Graph interpretation skills among lower-achieving school leavers

Research in Education, Nov 1998 by Swan, Malcolm, Phillips, Richard

at mathematical skills does everybody need to operate in the real world? Alongside the need to understand money and measurement, most people's list would include the ability to interpret simple graphs and charts. Their prevalence in newspapers, on television and in other media makes them an essential part of modern life. Traditionally the school curriculum has emphasised graph construction skills (e.g. the ability to plot a graph from a table of values) but in the real world graph interpretation skills are probably of greater importance. This article reports on the graph interpretation skills of a group of lower-achieving school leavers in England. The study questions how well the school system has delivered these important skills.

In the past a number of studies have drawn attention to the inadequate graph interpretation skills of secondary and older students (e.g. Vernon, 1946; Kerslake, 1981; Padilla et al., 1986; Swatton and Taylor, 1994; McFarlane, 1994). Generally these report data where a substantial proportion fail to answer graph interpretation tasks set by the researcher. The reasons for failure are not easy to analyse. The context of a graph is of considerable importance: this is demonstrated by Preece and Janvier (1993), where 14 and 15 year olds interpreted two graphs with the same syntax but with different contexts.

Bell et al. (1987) applied diagnostic teaching methods to graphical interpretation. They identified the following main areas of difficulty in the understanding of graphs by 14 year olds: Interpreting a graph as if it were a picture. Co-ordinating two variables.

Identifying the type of variation (e.g. linear v. non-linear). Interpreting intervals and gradients. Whereas most discussions of secondary school students emphasise their failure, some recent studies reviewed by Phillips (1997) show that children as young as 7 or 8 can sometimes understand line graphs and scatter graphs to a greater extent than was previously supposed. It is important that students have sufficient time and support for the context to become familiar, and most of the successful activities make some use of computers (e.g. Corcoran, 1991; Pratt, 1994). It is not easy to reconcile these reports with the more pessimistic statements about older students. A number of recent changes in England may have improved the level of graph interpretation among school leavers. They include changes in examination syllabuses, in the National Curriculum, in the availability of textbooks and other material supporting graph interpretation activities, and the increased frequency of computer-based activities with graphs.

The English National Curriculum now requires graph work at Key Stage 2 (from age 7 upwards) and graph interpretation questions now feature regularly in GCSE mathematics examinations (taken at age 16). Innovative ideas for teaching graph interpretation (e.g. Swan, 1986) are increasingly appearing in mainstream mathematics textbooks. Although information technology work with graphs is patchy in schools, it does occur in a number of different contexts: in data logging activities, with databases and spreadsheets, in simulation and modelling software, as well as in software specifically written to develop graph interpretation skills. Some of these activities use graphing calculators as well as computers. Although information technology is not the main focus of this article, it is of importance and could be investigated more fully in future research.

The present study analyses data from a group of lower-achieving school leavers in an attempt to offer a balanced and current picture of their understanding of graphs.
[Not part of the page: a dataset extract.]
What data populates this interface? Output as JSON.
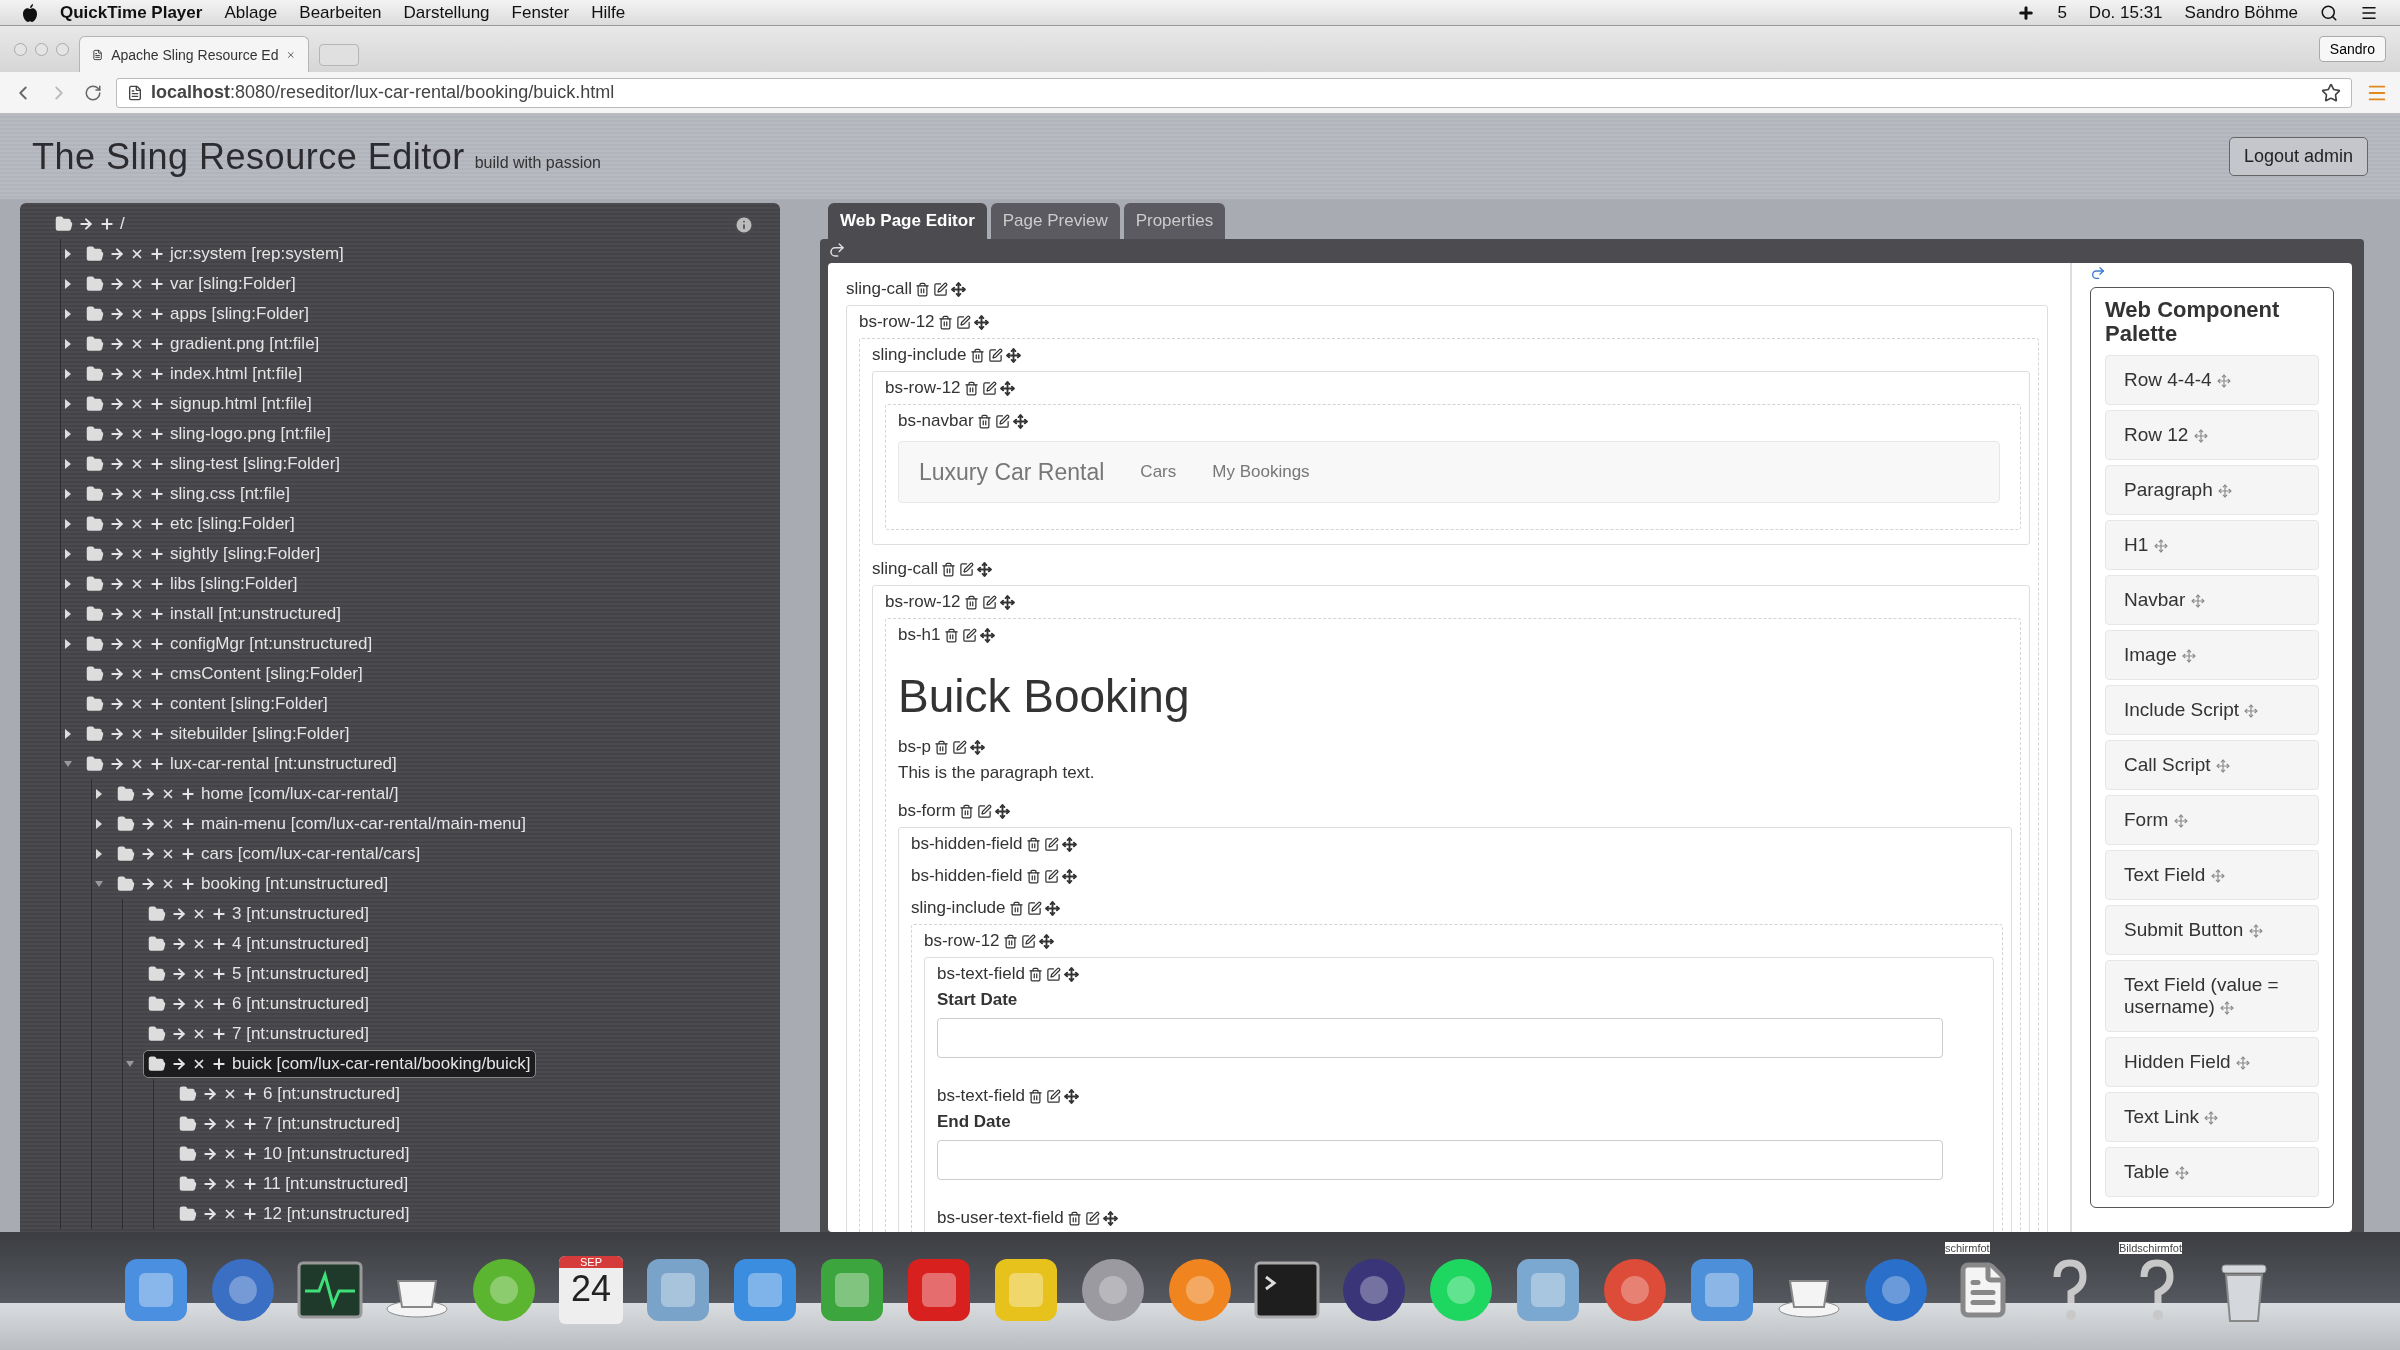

Method Sample The test was given to 101 students who had gained a grade D or E in the GCSE mathematics examination and who were planning to resit. These grades cover roughly the forty-fifth to the eightieth percentiles. The sample was drawn from the first year in seven mathematics classes at four further education colleges in the Nottingham area. The purpose behind identifying this sample was formative. We intended to adapt the repeat GCSE courses to improve the facility of students in this field. Students with grades D and E constitute the majority on such courses.

Test The aim of the graph test was to assess a broad range of skills involving the production and interpretation of graphs, including some understanding of function. Contexts were chosen to be familiar to students. The test was specially developed for this study but adapted a number of items from a tests used by Hart et al. (1985) and Brekke (1987) and from Swan (1986). Fuller details of the test are reported by Swan (1997, 1998). No interviews were conducted with students, but for a fuller picture of students' misconceptions see the specimen responses reported by Brekke (1987) and Swan (1990). Other questions Five other questions were included in the test but, because of limitations of space, are not reported in detail. 'A journey to college' (question 3) asked students to write a written description of a journey from a distance/time graph. The skill of putting a story to a graph is of considerable importance in graph interpretation, because a full understanding of a graph often depends on surmising extra information that is not explicit in the graph. It is not an easy skill and it is confounded by the problem that students may not regard the creative activity of story telling as an appropriate activity for mathematics lessons. Only 16 per cent succeeded, while 21 per cent made a classic error of reading the graph as if it were a picture (see Janvier, 1978).